CIBC chief economist Avery Shenfeld specifically pointed the finger at the province: "The provinces have cut back funding to universities and post-secondary institutions, and said, 'Just charge those immigrant students more," he said.
"This isn't just like the University of Toronto bringing future doctors and so on," Shenfeld continued, characterizing the problematic schools as "branch plants" of Ontario colleges hosted in office buildings in Toronto, "where they're just basically all foreign students, and it's just really a tuition-making machine."

"Many of these people are not going to end up being able to stay in Canada, but while they're here, they need housing. So, I think there's some urgency here, if they want to get progress on bringing rent inflation down, I do think we have to dial this down."
There's a federal component as well: the federal government approves student visas, and it has warned it is preparing to limit the number of visas it approves. It issued more than 500,000 student visas in 2023.

In 2023, as of Oct. 1, the country brought in 455,000 new permanent residents and gained more than 650,000 net new non-permanent residents, according to Statistics Canada, which also shows the country's population increased by 3.2 per cent from the fourth quarter of 2022 to the fourth quarter of 2023.

Those numbers include temporary foreign workers, and Caranci said there's a lesson there for the federal government to learn: it should be careful about complaints from some corporations about having trouble finding workers and needing to use the temporary foreign worker program.

Jean-Francois Perrault, Scotiabank's chief economist, said the policy has harmed the country's productivity because it incentivizes companies to invest in labour rather than capital stock.

Stéfane Marion, chief economist at the National Bank of Canada and National Bank Financial, put it bluntly: Canada has "fallen into a population trap" for the first time. That occurs, he said, when population growth means labour growth outpaces capital investment, so an increase in living standards is no longer possible.

Marion and Caranci both warned that the mismatch between immigration and the country's ability to absorb it risks undermining the consensus for immigration in the country, and that Canada still needs strong immigration.


"We need to continue to keep immigration strong but at the same time we need to do a better job of integrating immigrants into the economy, to get them paid for what their education and skill levels are," said RBC chief economist Craig Wright said. "Going forward, I think we can do both. We can have strong immigration flows — and we need it, given our labour force dynamics — but we need to do a better job of tying them into the economy and getting the lift to productivity."
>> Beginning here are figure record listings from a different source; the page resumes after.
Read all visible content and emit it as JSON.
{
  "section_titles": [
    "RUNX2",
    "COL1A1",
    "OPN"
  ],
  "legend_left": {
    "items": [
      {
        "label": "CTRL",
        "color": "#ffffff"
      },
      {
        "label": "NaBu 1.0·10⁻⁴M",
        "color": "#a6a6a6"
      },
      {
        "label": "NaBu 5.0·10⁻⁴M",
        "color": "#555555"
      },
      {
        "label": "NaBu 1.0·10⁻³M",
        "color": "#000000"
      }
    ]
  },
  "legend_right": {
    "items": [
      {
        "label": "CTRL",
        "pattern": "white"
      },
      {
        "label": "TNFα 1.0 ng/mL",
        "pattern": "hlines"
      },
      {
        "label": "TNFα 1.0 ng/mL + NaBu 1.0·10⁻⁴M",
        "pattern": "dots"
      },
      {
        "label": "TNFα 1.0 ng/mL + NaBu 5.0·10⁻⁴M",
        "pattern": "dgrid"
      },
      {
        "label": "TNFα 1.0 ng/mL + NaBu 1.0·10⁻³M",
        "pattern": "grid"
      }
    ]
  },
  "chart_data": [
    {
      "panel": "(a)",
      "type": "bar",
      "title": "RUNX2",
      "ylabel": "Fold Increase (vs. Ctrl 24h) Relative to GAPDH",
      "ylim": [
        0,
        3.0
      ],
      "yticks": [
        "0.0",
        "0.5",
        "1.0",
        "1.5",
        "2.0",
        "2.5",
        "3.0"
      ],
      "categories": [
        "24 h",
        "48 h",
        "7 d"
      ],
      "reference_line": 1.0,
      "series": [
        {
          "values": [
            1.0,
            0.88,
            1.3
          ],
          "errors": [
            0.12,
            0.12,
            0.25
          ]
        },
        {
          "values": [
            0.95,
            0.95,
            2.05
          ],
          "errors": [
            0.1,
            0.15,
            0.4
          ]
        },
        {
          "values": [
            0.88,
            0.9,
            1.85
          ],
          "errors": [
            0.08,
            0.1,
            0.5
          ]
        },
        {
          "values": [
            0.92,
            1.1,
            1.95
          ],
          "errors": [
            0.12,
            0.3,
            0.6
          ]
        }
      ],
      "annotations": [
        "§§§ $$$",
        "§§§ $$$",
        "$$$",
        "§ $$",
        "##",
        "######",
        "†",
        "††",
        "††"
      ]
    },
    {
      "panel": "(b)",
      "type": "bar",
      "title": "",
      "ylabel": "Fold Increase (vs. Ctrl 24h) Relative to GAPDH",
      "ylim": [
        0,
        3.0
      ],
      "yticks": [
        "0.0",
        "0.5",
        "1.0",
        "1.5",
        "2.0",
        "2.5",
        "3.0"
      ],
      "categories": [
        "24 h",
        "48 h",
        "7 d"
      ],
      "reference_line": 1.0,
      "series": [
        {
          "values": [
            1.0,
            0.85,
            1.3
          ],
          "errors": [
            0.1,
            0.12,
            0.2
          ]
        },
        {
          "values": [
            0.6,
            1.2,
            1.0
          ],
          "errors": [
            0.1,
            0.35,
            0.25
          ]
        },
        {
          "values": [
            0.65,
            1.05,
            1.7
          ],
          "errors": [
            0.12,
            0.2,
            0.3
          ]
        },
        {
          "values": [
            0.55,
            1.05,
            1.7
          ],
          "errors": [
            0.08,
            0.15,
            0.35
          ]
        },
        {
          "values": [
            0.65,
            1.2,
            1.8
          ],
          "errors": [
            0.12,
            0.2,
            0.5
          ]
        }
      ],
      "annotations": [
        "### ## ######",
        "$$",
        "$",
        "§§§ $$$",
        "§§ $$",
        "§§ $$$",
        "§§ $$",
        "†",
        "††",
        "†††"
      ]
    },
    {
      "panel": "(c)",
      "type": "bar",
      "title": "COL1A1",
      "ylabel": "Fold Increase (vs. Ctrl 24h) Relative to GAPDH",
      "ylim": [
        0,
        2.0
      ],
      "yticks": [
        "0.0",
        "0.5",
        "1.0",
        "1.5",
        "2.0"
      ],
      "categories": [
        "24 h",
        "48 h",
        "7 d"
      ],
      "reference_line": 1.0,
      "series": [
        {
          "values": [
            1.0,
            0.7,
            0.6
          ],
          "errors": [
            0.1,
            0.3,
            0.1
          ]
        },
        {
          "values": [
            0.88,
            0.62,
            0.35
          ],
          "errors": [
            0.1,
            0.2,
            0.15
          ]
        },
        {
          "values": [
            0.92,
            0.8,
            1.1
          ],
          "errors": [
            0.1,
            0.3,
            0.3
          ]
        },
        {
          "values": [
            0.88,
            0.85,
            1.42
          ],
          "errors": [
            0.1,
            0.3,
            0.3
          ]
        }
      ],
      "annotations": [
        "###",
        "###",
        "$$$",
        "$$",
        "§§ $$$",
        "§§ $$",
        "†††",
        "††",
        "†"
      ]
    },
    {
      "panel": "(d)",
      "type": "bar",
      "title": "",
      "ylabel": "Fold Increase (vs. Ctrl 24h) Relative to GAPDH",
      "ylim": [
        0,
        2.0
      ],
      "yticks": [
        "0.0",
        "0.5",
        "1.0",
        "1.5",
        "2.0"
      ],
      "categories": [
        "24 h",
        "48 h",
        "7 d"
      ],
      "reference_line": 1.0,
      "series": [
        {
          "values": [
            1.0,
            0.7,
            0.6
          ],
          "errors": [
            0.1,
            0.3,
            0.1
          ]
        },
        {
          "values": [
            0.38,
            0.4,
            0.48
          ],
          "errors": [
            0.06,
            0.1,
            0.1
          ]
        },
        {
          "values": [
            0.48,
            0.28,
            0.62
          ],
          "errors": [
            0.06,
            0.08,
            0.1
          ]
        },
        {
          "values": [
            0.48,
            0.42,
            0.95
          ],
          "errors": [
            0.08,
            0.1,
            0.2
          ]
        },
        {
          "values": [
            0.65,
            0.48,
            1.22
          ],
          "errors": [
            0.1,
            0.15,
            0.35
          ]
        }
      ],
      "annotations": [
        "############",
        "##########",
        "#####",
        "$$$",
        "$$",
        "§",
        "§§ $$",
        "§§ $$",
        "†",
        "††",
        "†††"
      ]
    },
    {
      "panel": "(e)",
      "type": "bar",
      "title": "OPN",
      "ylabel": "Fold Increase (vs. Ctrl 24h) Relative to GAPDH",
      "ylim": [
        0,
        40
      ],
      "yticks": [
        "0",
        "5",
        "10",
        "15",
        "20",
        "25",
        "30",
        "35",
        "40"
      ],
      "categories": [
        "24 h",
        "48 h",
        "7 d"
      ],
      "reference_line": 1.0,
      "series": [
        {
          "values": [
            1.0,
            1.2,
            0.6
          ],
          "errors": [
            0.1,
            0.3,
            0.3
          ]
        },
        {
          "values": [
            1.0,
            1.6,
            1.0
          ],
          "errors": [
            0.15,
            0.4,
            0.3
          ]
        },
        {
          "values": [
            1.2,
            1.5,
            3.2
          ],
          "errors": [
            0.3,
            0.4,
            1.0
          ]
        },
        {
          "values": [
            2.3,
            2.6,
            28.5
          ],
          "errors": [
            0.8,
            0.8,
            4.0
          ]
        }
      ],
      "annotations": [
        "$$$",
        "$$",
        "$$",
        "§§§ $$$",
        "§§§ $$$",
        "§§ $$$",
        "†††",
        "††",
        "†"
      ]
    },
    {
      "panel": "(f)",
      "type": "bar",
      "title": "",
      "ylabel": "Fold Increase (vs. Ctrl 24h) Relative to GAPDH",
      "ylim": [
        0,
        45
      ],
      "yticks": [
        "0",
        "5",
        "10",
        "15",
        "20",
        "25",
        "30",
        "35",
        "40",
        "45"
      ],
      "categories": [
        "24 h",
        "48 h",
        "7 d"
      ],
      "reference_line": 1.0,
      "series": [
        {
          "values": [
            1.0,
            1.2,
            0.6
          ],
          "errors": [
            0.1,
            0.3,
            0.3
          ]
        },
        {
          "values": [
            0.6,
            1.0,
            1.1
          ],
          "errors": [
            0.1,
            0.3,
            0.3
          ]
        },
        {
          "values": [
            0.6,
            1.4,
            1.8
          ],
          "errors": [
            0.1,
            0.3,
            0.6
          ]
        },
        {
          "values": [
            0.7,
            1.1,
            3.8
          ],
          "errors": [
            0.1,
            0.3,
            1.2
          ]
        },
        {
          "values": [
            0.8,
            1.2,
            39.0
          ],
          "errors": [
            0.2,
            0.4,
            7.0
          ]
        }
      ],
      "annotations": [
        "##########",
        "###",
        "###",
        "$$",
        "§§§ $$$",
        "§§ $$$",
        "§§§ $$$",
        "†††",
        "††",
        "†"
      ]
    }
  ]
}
Caranci warned about the consequences of mishandling the balance between immigration and housing: if the shelter costs hold at an inflation rate of 6 per cent, it would mean that everything else would have to remain at zero, which would mean a recession.

“Frankly, I’m a little surprised we screwed it up because we sit in such a privileged position in Canada,” she said. Unlikely many countries, Canada does not have a high level of illegal immigration or refugees fleeing over its borders and has been in a position to design its own system, which worked well until recently.

"We put it in place, we implemented it, and we still screwed it up."

Watch, there’s going to be an announcement soon (again) now that banking chiefs are breaking silence.
 
This interview all but shows that this "cap" is being slow walked. Certainly won't happen in time to stop the surge of students arriving this summer.